Headline news was generally positive with China continuing to pledge support for its economy and the U.K. voting to extend the Brexit deadlines (and therefore the Brexit discussion). More granular data was mixed as January home sales declined -0.6% and many economists cut forecasts for 2019 job growth.
On the political front, speculation continued on the timing of the next meeting between President Trump and Chinese Premier Xi. The market is hoping for sooner rather than later and some reasonable resolution of the trade dispute. Failure to achieve this would likely be a negative for stocks.
Coming off the strongest week of the year for both the Nasdaq and the S&P 500, many investors continued to focus on the 10-year anniversary of the current bull market and to speculate on what might be coming next. Though the global economy is slowing, this market has so far managed to confound its critics, and we think it’s likely to continue doing so with moderating, but still decent growth providing support for corporate earnings.

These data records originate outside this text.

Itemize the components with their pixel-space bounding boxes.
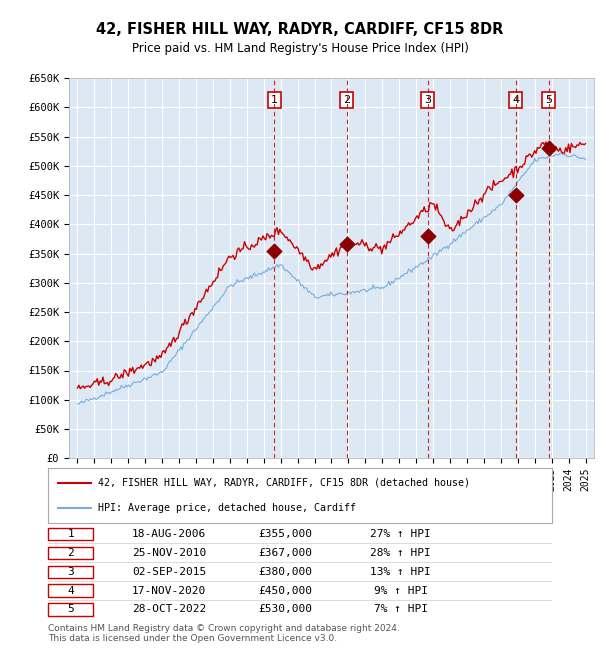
Text: 3: 3 [67,567,74,577]
Point [511,190,521,200]
Point [269,246,279,256]
Text: 9% ↑ HPI: 9% ↑ HPI [374,586,428,595]
Text: 13% ↑ HPI: 13% ↑ HPI [370,567,431,577]
Text: 42, FISHER HILL WAY, RADYR, CARDIFF, CF15 8DR (detached house): 42, FISHER HILL WAY, RADYR, CARDIFF, CF1… [98,478,470,488]
Text: Price paid vs. HM Land Registry's House Price Index (HPI): Price paid vs. HM Land Registry's House … [131,42,469,55]
Point [544,143,553,153]
Text: Contains HM Land Registry data © Crown copyright and database right 2024.
This d: Contains HM Land Registry data © Crown c… [48,624,400,644]
Text: £355,000: £355,000 [258,529,312,539]
Text: 7% ↑ HPI: 7% ↑ HPI [374,604,428,614]
Point [423,231,433,241]
Text: HPI: Average price, detached house, Cardiff: HPI: Average price, detached house, Card… [98,503,356,514]
Text: 25-NOV-2010: 25-NOV-2010 [132,548,206,558]
Text: 2: 2 [343,96,350,105]
Text: 1: 1 [271,96,278,105]
Text: 4: 4 [67,586,74,595]
Text: 28-OCT-2022: 28-OCT-2022 [132,604,206,614]
Text: 42, FISHER HILL WAY, RADYR, CARDIFF, CF15 8DR: 42, FISHER HILL WAY, RADYR, CARDIFF, CF1… [97,21,503,37]
Text: 02-SEP-2015: 02-SEP-2015 [132,567,206,577]
Point [342,239,352,249]
Text: 17-NOV-2020: 17-NOV-2020 [132,586,206,595]
Text: 5: 5 [545,96,552,105]
Text: 28% ↑ HPI: 28% ↑ HPI [370,548,431,558]
Text: 18-AUG-2006: 18-AUG-2006 [132,529,206,539]
Text: £530,000: £530,000 [258,604,312,614]
Text: £450,000: £450,000 [258,586,312,595]
Text: £380,000: £380,000 [258,567,312,577]
Text: 27% ↑ HPI: 27% ↑ HPI [370,529,431,539]
Text: 1: 1 [67,529,74,539]
Text: 4: 4 [512,96,520,105]
Text: 5: 5 [67,604,74,614]
Text: 3: 3 [424,96,431,105]
Text: £367,000: £367,000 [258,548,312,558]
Text: 2: 2 [67,548,74,558]
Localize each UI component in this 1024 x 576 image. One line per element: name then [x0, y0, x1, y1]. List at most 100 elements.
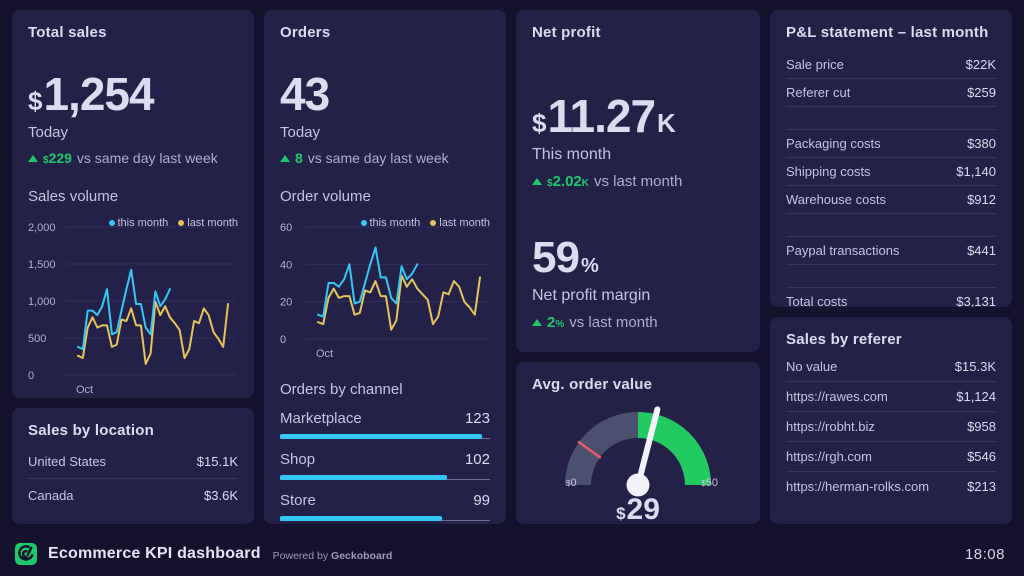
currency-symbol: $ — [532, 108, 547, 138]
gauge-svg — [565, 406, 711, 497]
sales-by-referer-card: Sales by referer No value $15.3K https://… — [770, 317, 1012, 524]
table-row: Canada $3.6K — [28, 478, 238, 512]
pnl-rows: Sale price $22K Referer cut $259 Packaging… — [786, 51, 996, 307]
card-title: P&L statement – last month — [786, 24, 989, 41]
table-row: Packaging costs $380 — [786, 130, 996, 158]
svg-text:Oct: Oct — [76, 384, 93, 396]
chart-legend: this month last month — [108, 217, 238, 229]
metric-caption: This month — [532, 146, 612, 163]
delta-text: vs same day last week — [76, 150, 218, 166]
svg-text:Oct: Oct — [316, 348, 333, 360]
net-profit-margin-value: 59% — [532, 233, 599, 282]
clock: 18:08 — [964, 545, 1005, 563]
column-4: P&L statement – last month Sale price $22… — [770, 10, 1012, 524]
delta-text: vs same day last week — [307, 150, 449, 166]
pnl-card: P&L statement – last month Sale price $22… — [770, 10, 1012, 307]
metric-caption: Today — [28, 124, 69, 141]
orders-by-channel: Marketplace 123 Shop 102 — [280, 410, 490, 521]
table-row: Referer cut $259 — [786, 79, 996, 107]
sales-volume-chart: this month last month 0 500 1,000 1,500 2,00… — [28, 215, 238, 398]
up-arrow-icon — [28, 154, 38, 162]
table-row: United States $15.1K — [28, 454, 238, 469]
card-title: Sales by location — [28, 422, 154, 439]
referer-rows: No value $15.3K https://rawes.com $1,124 h… — [786, 352, 996, 501]
delta-value: 2% — [547, 314, 565, 331]
channel-row: Marketplace 123 — [280, 410, 490, 439]
delta-row: 8 vs same day last week — [280, 150, 490, 166]
card-title: Avg. order value — [532, 376, 653, 393]
channel-value: 102 — [464, 451, 490, 468]
svg-text:0: 0 — [280, 334, 286, 346]
delta-text: vs last month — [569, 314, 658, 331]
channel-row: Shop 102 — [280, 451, 490, 480]
channel-bar — [280, 516, 443, 521]
column-1: Total sales $1,254 Today $229 vs same da… — [12, 10, 254, 524]
cards-grid: Total sales $1,254 Today $229 vs same da… — [12, 10, 1012, 524]
delta-row: $2.02 K vs last month — [532, 173, 744, 190]
chart-legend: this month last month — [360, 217, 490, 229]
pnl-group: Packaging costs $380 Shipping costs $1,140… — [786, 129, 996, 214]
table-row: https://rawes.com $1,124 — [786, 381, 996, 411]
gauge-min-label: $0 — [566, 477, 577, 489]
card-title: Sales by referer — [786, 331, 902, 348]
channel-label: Store — [280, 492, 316, 509]
svg-text:1,000: 1,000 — [28, 296, 56, 308]
table-row: https://rgh.com $546 — [786, 441, 996, 471]
svg-text:20: 20 — [280, 297, 292, 309]
gauge-max-label: $50 — [701, 477, 718, 489]
delta-value: $2.02 K — [547, 173, 589, 190]
gauge-value: $29 — [616, 493, 660, 524]
last-month-dot-icon — [178, 220, 185, 226]
channels-title: Orders by channel — [280, 381, 403, 398]
orders-card: Orders 43 Today 8 vs same day last week … — [264, 10, 506, 524]
card-title: Net profit — [532, 24, 601, 41]
this-month-dot-icon — [360, 220, 367, 226]
up-arrow-icon — [532, 178, 542, 185]
delta-value: 8 — [295, 150, 303, 166]
table-row: https://robht.biz $958 — [786, 411, 996, 441]
delta-row: 2% vs last month — [532, 314, 744, 331]
delta-row: $229 vs same day last week — [28, 150, 238, 166]
table-row: https://herman-rolks.com $213 — [786, 471, 996, 501]
table-row: Sale price $22K — [786, 51, 996, 79]
table-row: Total costs $3,131 — [786, 294, 996, 307]
card-title: Total sales — [28, 24, 107, 41]
table-row: Warehouse costs $912 — [786, 186, 996, 214]
up-arrow-icon — [280, 154, 290, 162]
line-chart-svg: 0 500 1,000 1,500 2,000 Oct — [28, 222, 236, 396]
column-3: Net profit $11.27 K This month $2.02 K vs … — [516, 10, 760, 524]
this-month-dot-icon — [108, 220, 115, 226]
currency-symbol: $ — [28, 86, 43, 116]
table-row: No value $15.3K — [786, 359, 996, 374]
svg-text:2,000: 2,000 — [28, 222, 56, 234]
location-rows: United States $15.1K Canada $3.6K — [28, 445, 238, 512]
powered-by: Powered by Geckoboard — [272, 550, 393, 562]
channel-value: 99 — [473, 492, 490, 509]
channel-bar — [280, 475, 448, 480]
footer-bar: Ecommerce KPI dashboard Powered by Gecko… — [0, 532, 1024, 576]
channel-label: Shop — [280, 451, 316, 468]
card-title: Orders — [280, 24, 331, 41]
svg-text:40: 40 — [280, 259, 292, 271]
svg-text:0: 0 — [28, 370, 34, 382]
avg-order-value-card: Avg. order value $0 $50 $29 — [516, 362, 760, 524]
svg-text:500: 500 — [28, 333, 46, 345]
section-title: Sales volume — [28, 188, 119, 205]
metric-caption: Today — [280, 124, 321, 141]
dashboard-title: Ecommerce KPI dashboard — [48, 545, 261, 562]
order-volume-chart: this month last month 0 20 40 60 Oct — [280, 215, 490, 365]
net-profit-value: $11.27 K — [532, 90, 676, 142]
orders-value: 43 — [280, 68, 330, 120]
gauge-chart: $0 $50 — [532, 399, 744, 499]
svg-text:60: 60 — [280, 222, 292, 234]
delta-text: vs last month — [594, 173, 683, 190]
last-month-dot-icon — [430, 220, 437, 226]
table-row: Shipping costs $1,140 — [786, 158, 996, 186]
channel-bar — [280, 434, 482, 439]
up-arrow-icon — [532, 319, 542, 326]
column-2: Orders 43 Today 8 vs same day last week … — [264, 10, 506, 524]
section-title: Order volume — [280, 188, 371, 205]
pnl-group: Total costs $3,131 — [786, 287, 996, 307]
table-row: Paypal transactions $441 — [786, 237, 996, 265]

GAIN: Active Asset Allocation
Large domestic stocks were the top U.S. market performers, up by 3.04% on the week, according to Morningstar. Small-cap lagged, climbing 2.05%. Around the world, MSCI Europe returned 3.67%, the FTSE 100 was up 1.75%, and the Hang Seng continued to rally, up 2.78%.
The Nasdaq turned in a strong performance, up 3.8% on the week while smaller stocks, as captured in the Russell 2000, climbed 2.13%. There were some interesting developments around the initial public offering (IPO) market, with the ride-sharing company Lyft filing to go public with an expected valuation of up to $23 billion.
PROTECT: Risk Assist
Volatility expectations continued to get crushed with the CBOE Volatility Index (CBOE) breaking below 13 for the first time since the start of last year’s sell-off. The Merrill Option Volatility Estimate Index (MOVE), the equivalent of the VIX for U.S. Treasurys, was near its all-time lows.
SPEND: Real Spend
Both headline and core CPI data (no food and energy) for February came out lighter than expected, at 1.5% and 2.1% year-over-year, respectively. This has been attributed in part to a strong dollar, which makes further interest rate hikes less likely.
Most bonds were positive on the week, with the Bloomberg Barclay’s U.S. Aggregate Bond Index up 0.23%. High yield, as measured by the Intercontinental Exchange Bank of America Merrill Lynch High Yield Index, climbed 0.8%, and spreads narrowed. In the equity yield space, both domestic and international REITs led the way, returning between +2.3 to +2.6%, while MLPs trailed but were still up +1.3%.
Stocks continued to outpace bonds year-to-date, but lagged slightly on a one-year basis as the impact of 2018’s 4%+ decline continued to run off. The U.S. market stands within 5% of its all-time high.